In a statement today, it also raised concern about the lack of progress in Government’s previously announced reform of state-owned enterprises, while expressing support for privatization.
“We note from the [latest Central Bank] report that if the planned divestment of the Barbados National Terminal Company Limited is concluded the financial inflow will bring the fiscal deficit in 2015/2016 down to the targeted four per cent of GDP.
“ICAB repeats its call for further divestment of functions and enterprises which do not necessarily have to be performed by or owned by Government. By way of example it is interesting to note that the divestment of the roadside maintenance of the ABC Highway has resulted in savings to Government as well as an improvement in the general appearance of the roadside,” the umbrella body for accountants said.
Following last week’s report by Central Bank Governor Dr DeLisle Worrell, ICAB said it was disappointed with the low growth rate of 0.5 per cent for 2015, given the strong performance of tourism and the benefits of falling international oil prices.
In a statement today it pointed to several factors affecting growth, including the ongoing fiscal and debt challenges, weak performance of several sectors and declining productivity levels.

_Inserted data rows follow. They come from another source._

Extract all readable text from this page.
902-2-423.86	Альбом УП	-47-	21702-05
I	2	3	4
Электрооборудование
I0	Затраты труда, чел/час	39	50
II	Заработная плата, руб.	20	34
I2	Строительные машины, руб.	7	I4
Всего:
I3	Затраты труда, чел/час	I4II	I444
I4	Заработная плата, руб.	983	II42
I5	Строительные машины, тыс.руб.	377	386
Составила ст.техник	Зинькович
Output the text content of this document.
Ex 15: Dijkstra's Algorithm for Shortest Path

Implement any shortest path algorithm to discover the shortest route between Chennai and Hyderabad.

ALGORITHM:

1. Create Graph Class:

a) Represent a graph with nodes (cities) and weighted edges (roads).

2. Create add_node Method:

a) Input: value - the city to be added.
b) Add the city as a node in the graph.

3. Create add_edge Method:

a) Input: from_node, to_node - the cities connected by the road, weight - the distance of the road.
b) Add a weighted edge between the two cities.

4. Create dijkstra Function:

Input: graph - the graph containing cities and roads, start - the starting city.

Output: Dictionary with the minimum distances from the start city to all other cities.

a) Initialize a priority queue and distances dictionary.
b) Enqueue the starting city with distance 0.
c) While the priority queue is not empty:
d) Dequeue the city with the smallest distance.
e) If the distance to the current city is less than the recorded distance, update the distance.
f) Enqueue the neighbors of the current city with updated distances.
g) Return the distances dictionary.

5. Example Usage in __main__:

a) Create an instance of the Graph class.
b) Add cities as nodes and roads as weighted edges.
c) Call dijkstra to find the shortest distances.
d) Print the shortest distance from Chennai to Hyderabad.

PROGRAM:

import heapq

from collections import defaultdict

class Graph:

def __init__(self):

ICAB’s Executive Director Reginald Farley said while tourism was expected to lead future growth, Government should be careful not to be too dependent on one sector.
“The return of the tourism sector to its 2007 performance levels, the opening of new international hotel brands, such as Sandals, and policy initiatives, such as the new Tourism Product Authority to improve the quality of our tourism product are encouraging signs.
“While it is expected future growth will be led by tourism, there is a risk in excessive dependence on one sector and therefore more needs to be done to boost other sectors, especially those which earn foreign exchange,” Farley said.
He also pointed to low productivity levels, which he called on Government and the private sector to address urgently.
“The gap [between the unit cost of labour and output per worker] has steadily widened over the last 20 years and can only have a negative impact on Barbados’ competitiveness.
“The decline in national productivity even though expressed in terms of output per worker is not limited to workers. It points to failures in management in some public and private enterprises, insufficient use of modern technology, and a pervasive inefficiency across several aspects of our society.
“ICAB recommends that in addition to the obvious improvements at the workplace, we must also address the loss of a substantial number of hours of production through inefficient road transportation, time loss standing in long lines to do simple transactions that should be done through e-commerce, and the general unpunctuality in the society,” Farley said.
ICAB also wants Government to implement policies and projects to promote renewable energy in order to reduce the island’s vulnerability to fluctuating oil prices.
“Another risk relates to fluctuation in oil prices. The fall of 42 per cent in the price paid for imported petroleum products resulted in significant savings of foreign exchange and a reduction in the cost of living. Conversely, any rise in the price of oil will have negative effects for Barbados,” Farley stated.
He believes there is a need to improve the country’s ranking in the ease of doing business index, given that Barbados’ international business sector has lost some of its competitiveness due to changes to the tax laws and regulations in North America and Europe.